If you mean the dynamic range of the sound card, I think I have already 
addressed that in an earlier posting.

You can measure your own sound card by using free spectrum analyzer programs 
that exists in all the OS platforms that I know. (On Mac OS X, you can use my 
Amici spectrum analyzer/tracking generator program.)

With the radio tuned to atmospheric noise (no signal), measure the difference 
between the noise floor and the full scale (clipping level).

If you are running 48000 samples/second, there is another 27 dB or so of 
available dynamic range from the processing gain from a good modem.  If you use 
24000, samples per second, you have 3 dB less (24 dB processing gain).

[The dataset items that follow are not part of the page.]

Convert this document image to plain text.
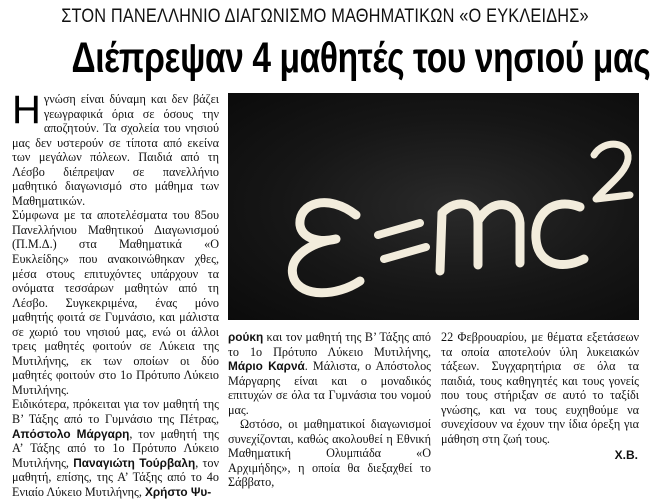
ΣΤΟΝ ΠΑΝΕΛΛΗΝΙΟ ΔΙΑΓΩΝΙΣΜΟ ΜΑΘΗΜΑΤΙΚΩΝ «Ο ΕΥΚΛΕΙΔΗΣ»
Διέπρεψαν 4 μαθητές του νησιού μας

Ηγνώση είναι δύναμη και δεν βάζει γεωγραφικά όρια σε όσους την αποζητούν. Τα σχολεία του νησιού μας δεν υστερούν σε τίποτα από εκείνα των μεγάλων πόλεων. Παιδιά από τη Λέσβο διέπρεψαν σε πανελλήνιο μαθητικό διαγωνισμό στο μάθημα των Μαθηματικών.

Σύμφωνα με τα αποτελέσματα του 85ου Πανελλήνιου Μαθητικού Διαγωνισμού (Π.Μ.Δ.) στα Μαθηματικά «Ο Ευκλείδης» που ανακοινώθηκαν χθες, μέσα στους επιτυχόντες υπάρχουν τα ονόματα τεσσάρων μαθητών από τη Λέσβο. Συγκεκριμένα, ένας μόνο μαθητής φοιτά σε Γυμνάσιο, και μάλιστα σε χωριό του νησιού μας, ενώ οι άλλοι τρεις μαθητές φοιτούν σε Λύκεια της Μυτιλήνης, εκ των οποίων οι δύο μαθητές φοιτούν στο 1ο Πρότυπο Λύκειο Μυτιλήνης.

Ειδικότερα, πρόκειται για τον μαθητή της Β’ Τάξης από το Γυμνάσιο της Πέτρας, Απόστολο Μάργαρη, τον μαθητή της Α’ Τάξης από το 1ο Πρότυπο Λύκειο Μυτιλήνης, Παναγιώτη Τούρβαλη, τον μαθητή, επίσης, της Α’ Τάξης από το 4ο Ενιαίο Λύκειο Μυτιλήνης, Χρήστο Ψυ-

ρούκη και τον μαθητή της Β’ Τάξης από το 1ο Πρότυπο Λύκειο Μυτιλήνης, Μάριο Καρνά. Μάλιστα, ο Απόστολος Μάργαρης είναι και ο μοναδικός επιτυχών σε όλα τα Γυμνάσια του νομού μας.

Ωστόσο, οι μαθηματικοί διαγωνισμοί συνεχίζονται, καθώς ακολουθεί η Εθνική Μαθηματική Ολυμπιάδα «Ο Αρχιμήδης», η οποία θα διεξαχθεί το Σάββατο,

22 Φεβρουαρίου, με θέματα εξετάσεων τα οποία αποτελούν ύλη λυκειακών τάξεων. Συγχαρητήρια σε όλα τα παιδιά, τους καθηγητές και τους γονείς που τους στήριξαν σε αυτό το ταξίδι γνώσης, και να τους ευχηθούμε να συνεχίσουν να έχουν την ίδια όρεξη για μάθηση στη ζωή τους.

Χ.Β.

Add the processing gain to what you measured earlier, and you pretty much have 
the dynamic range of your modem.

If this number is greater than your receiver's dynamic range, the sound card is 
adequate.  If this number is worse than your receiver, you will either need to 
use a better sound card, or ride the gain of the sound card so that a signal is 
always higher than the noise floor, but is not clipping.

If you are using a wideband system (e.g., for a skimmer or a wideband RTTY 
demodulator), you will also need to measure the intermodulation distortion and 
the harmonic distortion of the sound card.